CMS strategies to reward Medicaid providers that improve care and lower costs

CMS has provided information for states interested in implementing Medicaid payment initiatives designed to reward providers that, for example, cut costs, improve access to care, or raise care quality. Under the Medicaid managed care rules, states are permitted to direct specific payments made by managed care plans to providers under certain circumstances, if the state first obtains CMS approval for the program (CMCS Informational Bulletin, November 2, 2017).

Managed care rules

Under 42 C.F.R. Sec. 438.6(c) there are three categories of state plans to implement delivery system and provider payment initiatives for managed care contracts:

1. Value-based purchasing models, which include bundled payments, episode-based payments, accountable care organizations, or other alternative models intended to recognize value or outcomes.
2. Performance improvement initiatives, which include pay-for-performance arrangements, quality-based payments, or population-based payment models.
3. Provider payment parameters, which include minimum fee schedules, a uniform dollar or percentage increase, and maximum fee schedules.

CMS approval

The regulation also requires that CMS approve these state-directed payment initiatives prior to implementation. To be approved, the initiatives must (1) be based on utilization and delivery of services to Medicaid beneficiaries covered under the contract and (2) contain payments that are directed equally, using the same terms of performance across a class of providers.

Plan components

The directed payments must advance at least one of the goals and objectives in the state’s Medicaid managed care quality strategy. States must also have a plan for evaluating whether the directed payment arrangement achieved the objectives. The evaluation plan should include: (1) identification of the performance criteria used to assess progress, (2) baseline data for performance measures, and (3) improvement targets for performance measures. States are generally free to determine which performance measures are most appropriate. If a state’s initiative is from either of the first two categories listed above (value-based purchasing models or performance improvement initiatives), the directed payments must make provider participation available across all payers and providers, using the same terms of performance and a common set of performance measures.

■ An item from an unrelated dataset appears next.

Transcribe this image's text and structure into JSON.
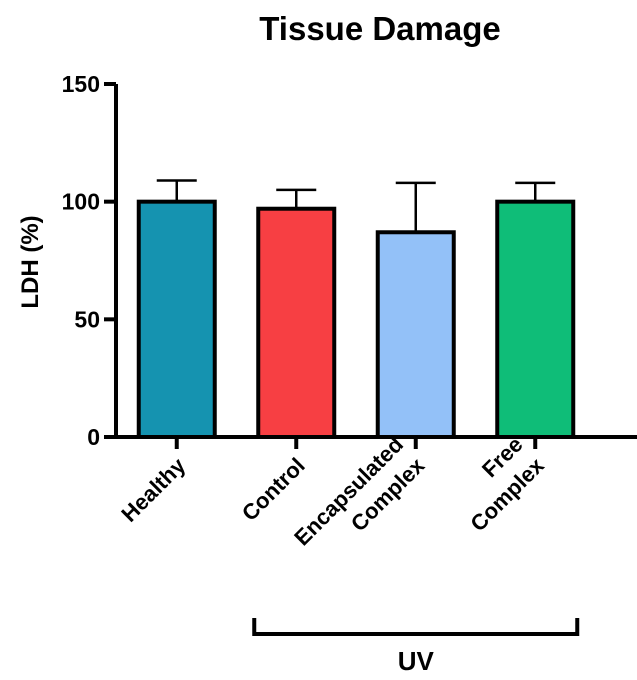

In these two approaches, states cannot set the amount or frequency of the expenditures, nor can they recoup any unspent funds.

Multi-year arrangements

Directed payment arrangements cannot be automatically renewable, for example, annually, because CMS wants states to monitor the arrangements at least annually. CMS understands, however, that some states may want to implement multi-year payment arrangements to achieve longer-term goals. As a result, CMS has said that a multi-year arrangement will be permitted if the following conditions exist: (1) the state explicitly identifies the payment arrangement as a multi-year payment effort, (2) the state develops and describes a plan for pursuing a multi-year payment effort and the impact of the multi-year arrangement on the state’s goals, (3) no changes will be made to the payment methodology during the multi-year project, and (4) CMS approves the multi-year payment arrangement.

Plans not covered

Not all payment arrangements fall within the 42 C.F.R. 438.6(c) requirements. If a payment arrangement does not meet the regulations criteria, it need not, of course, obtain CMS approval. CMS has provided two examples:

1. States implementing a general requirement for managed care plans to increase provider reimbursement for services to Medicaid beneficiaries, as long as the state is not mandating specific payment methodology or amounts, and managed care plans retain the discretion for the amount, timing, and method for making provider payments.
2. States contractually implementing a general requirement for managed care plans to use value-based purchasing or alternative payment arrangements but the state does not mandate a specific payment methodology, and managed care plans retain the discretion to negotiate with network providers on specific terms.

Compliance date

The compliance date for obtaining 42 C.F.R. 438.6(c) approval is the rating period for Medicaid managed care contracts beginning on or after July 1, 2017. If states use a preprinted form that CMS has prepared, CMS commits to process the request within 90 calendar days of receipt.

Pilot program

The 42 C.F.R. 438.6(c) approval process has already been implemented in a pilot program. Three examples of state programs that were approved under the pilot program are:

1. A state plan to require managed care plans to pay an enhanced minimum fee schedule for professional services provided to Medicaid beneficiaries in an academic medical center by faculty physicians through a sub-capitated payment arrangement, to ensure that all Medicaid managed care enrollees have timely access to high-end specialty care.
2. A state plan to require managed care plans to pay quality incentive payments to acute care hospitals rendering services to Medicaid beneficiaries, to reduce potentially preventable readmissions.
3. A state plan to require managed care plans to pay Accountable Care Organizations (ACOs) operating in their networks a per-member per-month rate for Medicaid beneficiaries, to incentivize providers to form ACOs that will be accountable for the total cost of care and the quality of care.